Well, it was also around that time that Dad passed on, and I think that drawn-out experience, while harsh, underlined a lot of the questions I had about fame and self worth.  In short, whatever he had taught me about the world, mostly through example, started to sink in with him no longer there to guide me.  I stopped writing much of anything for a good year or two, emulating his quiet “just go to work and stop complaining” attitude.  And then I realized, no, this is what I’m good at, forget about being famous, or rich, I know how to do this, it’s the one thing I have that makes sense in the world.  I can work in offices and make money, like any other cog in the machine, but writing is the one thing I can do to distinguish myself from everyone else in the world.

Of course, now I find myself as an infinitesimal distraction in a world of Facebook and Youtube!  Everyone sees their voice as being just as valid as anyone else’s, which is the main mistake of this culture.  We’re not all equal in that sense.  But what can you do.  I could uncover the secret to the universe, right here and now for you, gentle readers … but ultimately only get a few dozen pages views … while a video of a baby biting his slightly older brother’s fingers get hundreds of millions of views.

I guess that’s some kind of warped frontier justice.  The path of least resistance or work.  People are looking for truth in moments they can have spoon-fed to them, not in taking time to reason through questions they have, or make sense of all the crazy shit they’ve gone through in their lives.  It’s much easier to step outside yourself and acknowledge the intimate idiocy of kids or family pets doing stupid shit, which we all have filed in the memory banks of our own lives.  And I hate to say it, but that’s on the plus side of the internet, never mind all the genuinely dark and disturbing garbage floating around out there.

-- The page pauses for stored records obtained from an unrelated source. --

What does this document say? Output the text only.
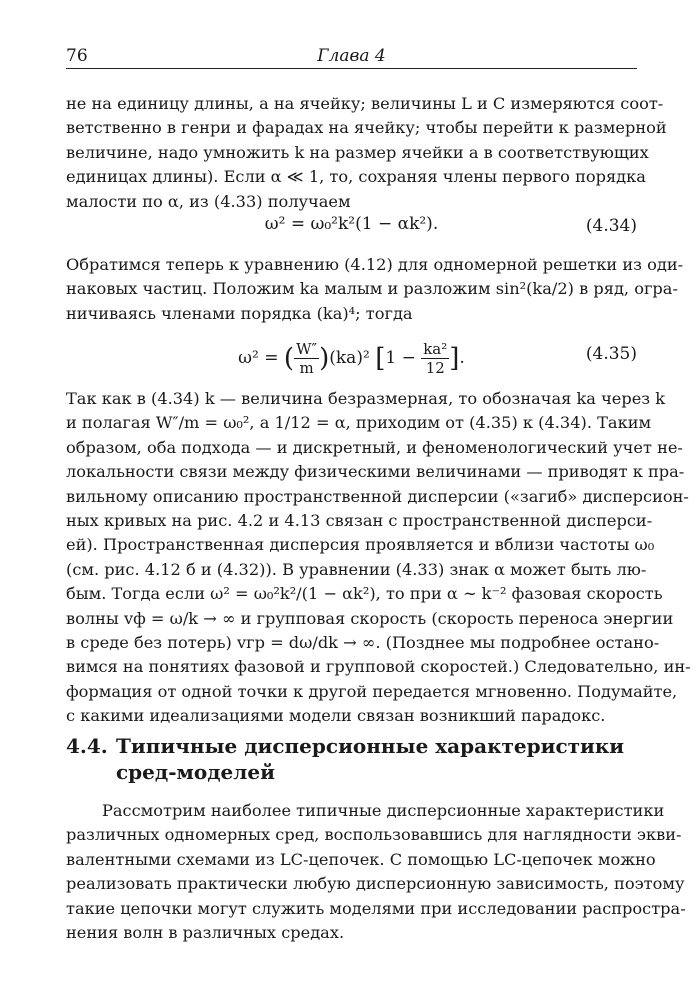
76	Глава 4
не на единицу длины, а на ячейку; величины L и C измеряются соот-
ветственно в генри и фарадах на ячейку; чтобы перейти к размерной
величине, надо умножить k на размер ячейки a в соответствующих
единицах длины). Если α ≪ 1, то, сохраняя члены первого порядка
малости по α, из (4.33) получаем
ω² = ω₀²k²(1 − αk²).	(4.34)
Обратимся теперь к уравнению (4.12) для одномерной решетки из оди-
наковых частиц. Положим ka малым и разложим sin²(ka/2) в ряд, огра-
ничиваясь членами порядка (ka)⁴; тогда
ω² = ( $\frac{W''}{m} )(ka)^2$ [$1 - \frac{\text{ka²}}{12}$ ].	(4.35)
Так как в (4.34) k — величина безразмерная, то обозначая ka через k
и полагая W″/m = ω₀², а 1/12 = α, приходим от (4.35) к (4.34). Таким
образом, оба подхода — и дискретный, и феноменологический учет не-
локальности связи между физическими величинами — приводят к пра-
вильному описанию пространственной дисперсии («загиб» дисперсион-
ных кривых на рис. 4.2 и 4.13 связан с пространственной дисперси-
ей). Пространственная дисперсия проявляется и вблизи частоты ω₀
(см. рис. 4.12 б и (4.32)). В уравнении (4.33) знак α может быть лю-
бым. Тогда если ω² = ω₀²k²/(1 − αk²), то при α ∼ k⁻² фазовая скорость
волны vф = ω/k → ∞ и групповая скорость (скорость переноса энергии
в среде без потерь) vгр = dω/dk → ∞. (Позднее мы подробнее остано-
вимся на понятиях фазовой и групповой скоростей.) Следовательно, ин-
формация от одной точки к другой передается мгновенно. Подумайте,
с какими идеализациями модели связан возникший парадокс.
4.4. Типичные дисперсионные характеристики
сред-моделей
Рассмотрим наиболее типичные дисперсионные характеристики
различных одномерных сред, воспользовавшись для наглядности экви-
валентными схемами из LC-цепочек. С помощью LC-цепочек можно
реализовать практически любую дисперсионную зависимость, поэтому
такие цепочки могут служить моделями при исследовании распростра-
нения волн в различных средах.
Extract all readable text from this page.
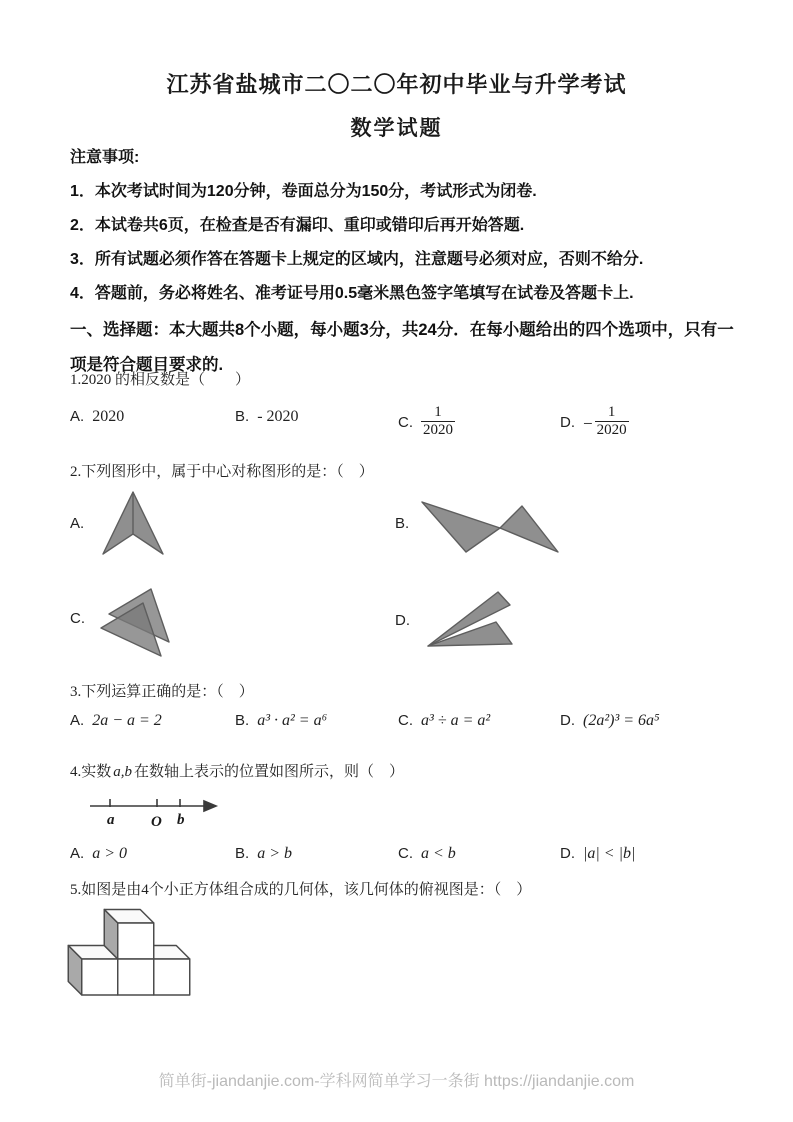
江苏省盐城市二〇二〇年初中毕业与升学考试
数学试题

注意事项:

1．本次考试时间为120分钟，卷面总分为150分，考试形式为闭卷.

2．本试卷共6页，在检查是否有漏印、重印或错印后再开始答题.

3．所有试题必须作答在答题卡上规定的区域内，注意题号必须对应，否则不给分.

4．答题前，务必将姓名、准考证号用0.5毫米黑色签字笔填写在试卷及答题卡上.

一、选择题：本大题共8个小题，每小题3分，共24分．在每小题给出的四个选项中，只有一项是符合题目要求的.
1.2020 的相反数是（　　）
A. 2020	B. - 2020	C. $\frac{1}{2020}$	D. − $\frac{1}{2020}$
2.下列图形中，属于中心对称图形的是：（　）
A.	B.
C.	D.
3.下列运算正确的是：（　）
A. 2a − a = 2	B. a³ · a² = a⁶	C. a³ ÷ a = a²	D. (2a²)³ = 6a⁵
4.实数 a,b 在数轴上表示的位置如图所示，则（　）
a O b
A. a > 0	B. a > b	C. a < b	D. |a| < |b|
5.如图是由4个小正方体组合成的几何体，该几何体的俯视图是：（　）
简单街-jiandanjie.com-学科网简单学习一条街 https://jiandanjie.com
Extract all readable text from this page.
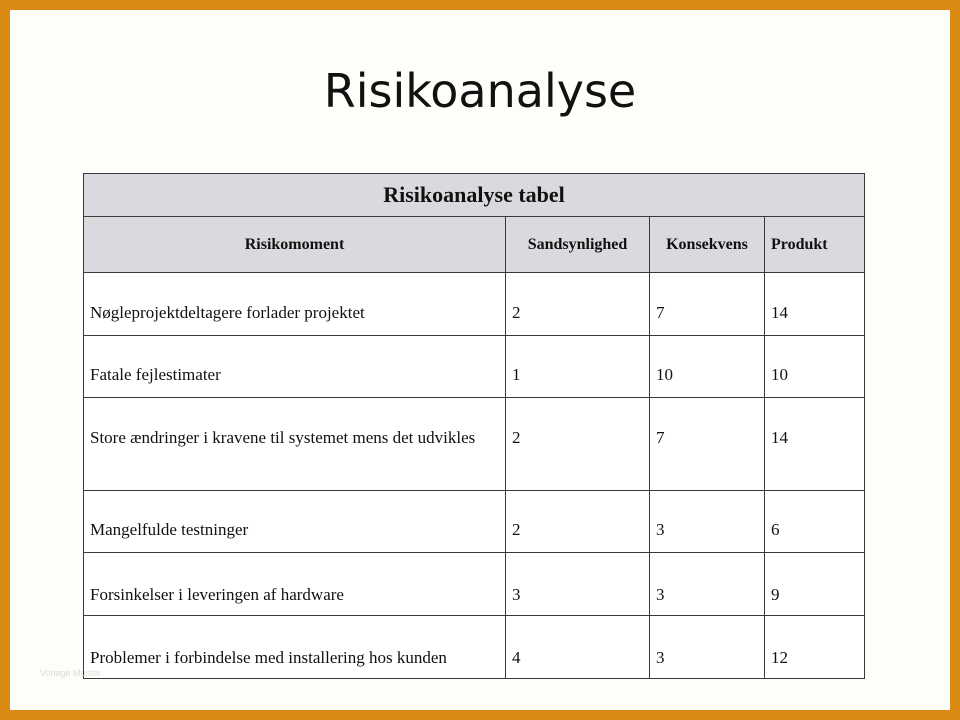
Risikoanalyse
Risikoanalyse tabel			
Risikomoment	Sandsynlighed	Konsekvens	Produkt
Nøgleprojektdeltagere forlader projektet	2	7	14
Fatale fejlestimater	1	10	10
Store ændringer i kravene til systemet mens det udvikles	2	7	14
Mangelfulde testninger	2	3	6
Forsinkelser i leveringen af hardware	3	3	9
Problemer i forbindelse med installering hos kunden	4	3	12
Vorlage Muster
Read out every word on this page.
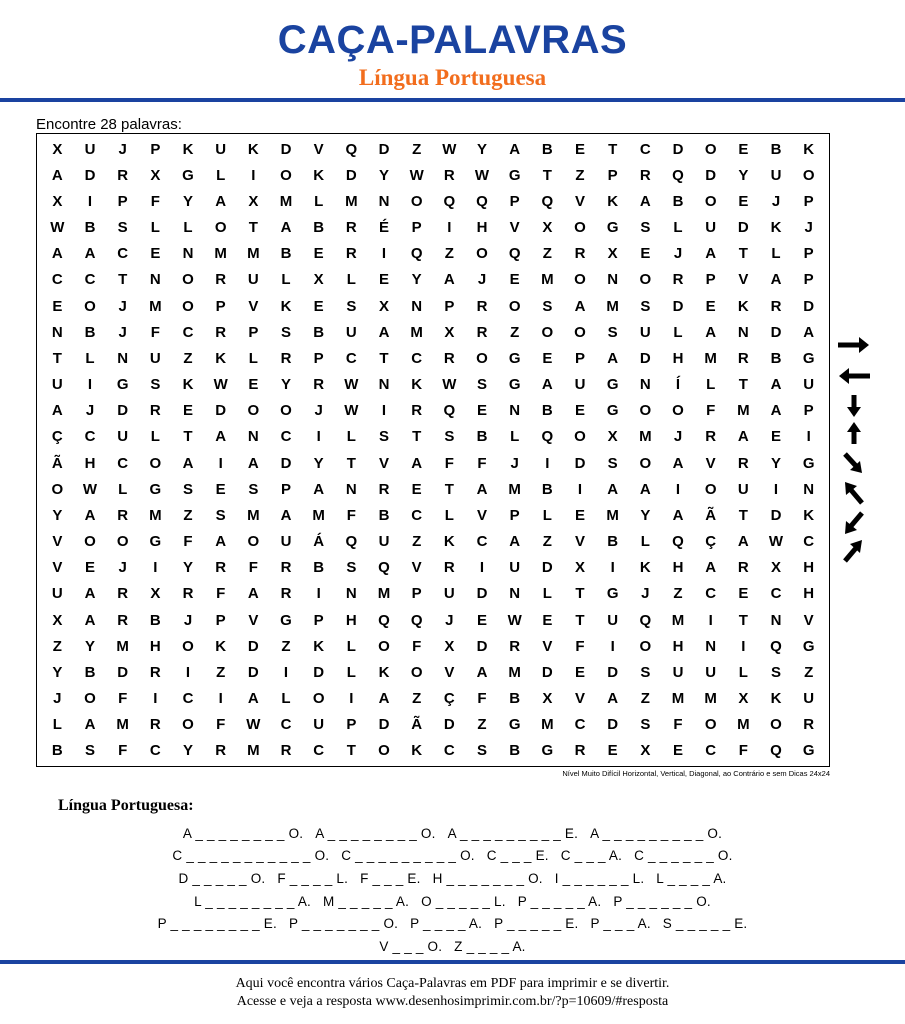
CAÇA-PALAVRAS
Língua Portuguesa
Encontre 28 palavras:
X	U	J	P	K	U	K	D	V	Q	D	Z	W	Y	A	B	E	T	C	D	O	E	B	K
A	D	R	X	G	L	I	O	K	D	Y	W	R	W	G	T	Z	P	R	Q	D	Y	U	O
X	I	P	F	Y	A	X	M	L	M	N	O	Q	Q	P	Q	V	K	A	B	O	E	J	P
W	B	S	L	L	O	T	A	B	R	É	P	I	H	V	X	O	G	S	L	U	D	K	J
A	A	C	E	N	M	M	B	E	R	I	Q	Z	O	Q	Z	R	X	E	J	A	T	L	P
C	C	T	N	O	R	U	L	X	L	E	Y	A	J	E	M	O	N	O	R	P	V	A	P
E	O	J	M	O	P	V	K	E	S	X	N	P	R	O	S	A	M	S	D	E	K	R	D
N	B	J	F	C	R	P	S	B	U	A	M	X	R	Z	O	O	S	U	L	A	N	D	A
T	L	N	U	Z	K	L	R	P	C	T	C	R	O	G	E	P	A	D	H	M	R	B	G
U	I	G	S	K	W	E	Y	R	W	N	K	W	S	G	A	U	G	N	Í	L	T	A	U
A	J	D	R	E	D	O	O	J	W	I	R	Q	E	N	B	E	G	O	O	F	M	A	P
Ç	C	U	L	T	A	N	C	I	L	S	T	S	B	L	Q	O	X	M	J	R	A	E	I
Ã	H	C	O	A	I	A	D	Y	T	V	A	F	F	J	I	D	S	O	A	V	R	Y	G
O	W	L	G	S	E	S	P	A	N	R	E	T	A	M	B	I	A	A	I	O	U	I	N
Y	A	R	M	Z	S	M	A	M	F	B	C	L	V	P	L	E	M	Y	A	Ã	T	D	K
V	O	O	G	F	A	O	U	Á	Q	U	Z	K	C	A	Z	V	B	L	Q	Ç	A	W	C
V	E	J	I	Y	R	F	R	B	S	Q	V	R	I	U	D	X	I	K	H	A	R	X	H
U	A	R	X	R	F	A	R	I	N	M	P	U	D	N	L	T	G	J	Z	C	E	C	H
X	A	R	B	J	P	V	G	P	H	Q	Q	J	E	W	E	T	U	Q	M	I	T	N	V
Z	Y	M	H	O	K	D	Z	K	L	O	F	X	D	R	V	F	I	O	H	N	I	Q	G
Y	B	D	R	I	Z	D	I	D	L	K	O	V	A	M	D	E	D	S	U	U	L	S	Z
J	O	F	I	C	I	A	L	O	I	A	Z	Ç	F	B	X	V	A	Z	M	M	X	K	U
L	A	M	R	O	F	W	C	U	P	D	Ã	D	Z	G	M	C	D	S	F	O	M	O	R
B	S	F	C	Y	R	M	R	C	T	O	K	C	S	B	G	R	E	X	E	C	F	Q	G
Nível Muito Difícil Horizontal, Vertical, Diagonal, ao Contrário e sem Dicas 24x24
Língua Portuguesa:
A _ _ _ _ _ _ _ _ O. A _ _ _ _ _ _ _ _ O. A _ _ _ _ _ _ _ _ _ E. A _ _ _ _ _ _ _ _ _ O.
C _ _ _ _ _ _ _ _ _ _ _ O. C _ _ _ _ _ _ _ _ _ O. C _ _ _ E. C _ _ _ A. C _ _ _ _ _ _ O.
D _ _ _ _ _ O. F _ _ _ _ L. F _ _ _ E. H _ _ _ _ _ _ _ O. I _ _ _ _ _ _ L. L _ _ _ _ A.
L _ _ _ _ _ _ _ _ A. M _ _ _ _ _ A. O _ _ _ _ _ L. P _ _ _ _ _ A. P _ _ _ _ _ _ O.
P _ _ _ _ _ _ _ _ E. P _ _ _ _ _ _ _ O. P _ _ _ _ A. P _ _ _ _ _ E. P _ _ _ A. S _ _ _ _ _ E.
V _ _ _ O. Z _ _ _ _ A.
Aqui você encontra vários Caça-Palavras em PDF para imprimir e se divertir.
Acesse e veja a resposta www.desenhosimprimir.com.br/?p=10609/#resposta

All this isn’t some new paradigm that we must take an “adopt or die” attitude towards.  We’d be better off leaving it behind, and I’m surely going to make a point out of wasting less time on the web.  It’s nothingness on a scale so large it makes something like Johnny Rotten in 1977 spewing out predictions of “no future” seem as sentimental as Bob Hope and Shirley Ross sweetly crooning “Thanks for the Memory.”  So much of the internet really is no future.  It’s mass stasis, constantly looking back at these moments that aren’t ours, or pretending we have friends that we really don’t, but magically do because a website encourages us to be lazy enough to wish it so, while the site exists solely to gather marketing data on everyone who uses it.  I guess it's better off to remain innocent of that latter truth.  Just stroking a neurosis, the same way you’d stroke a cat.  Johnny Rotten had a pretty good future.

1 comment:

Unknown said...

No cable at all here. That stuff, particularly the news programs, were really getting under my skin. Our TV is a vessel for the discs we rent or the Netflix programs we stream.

In other news, it's been way too long, Bill.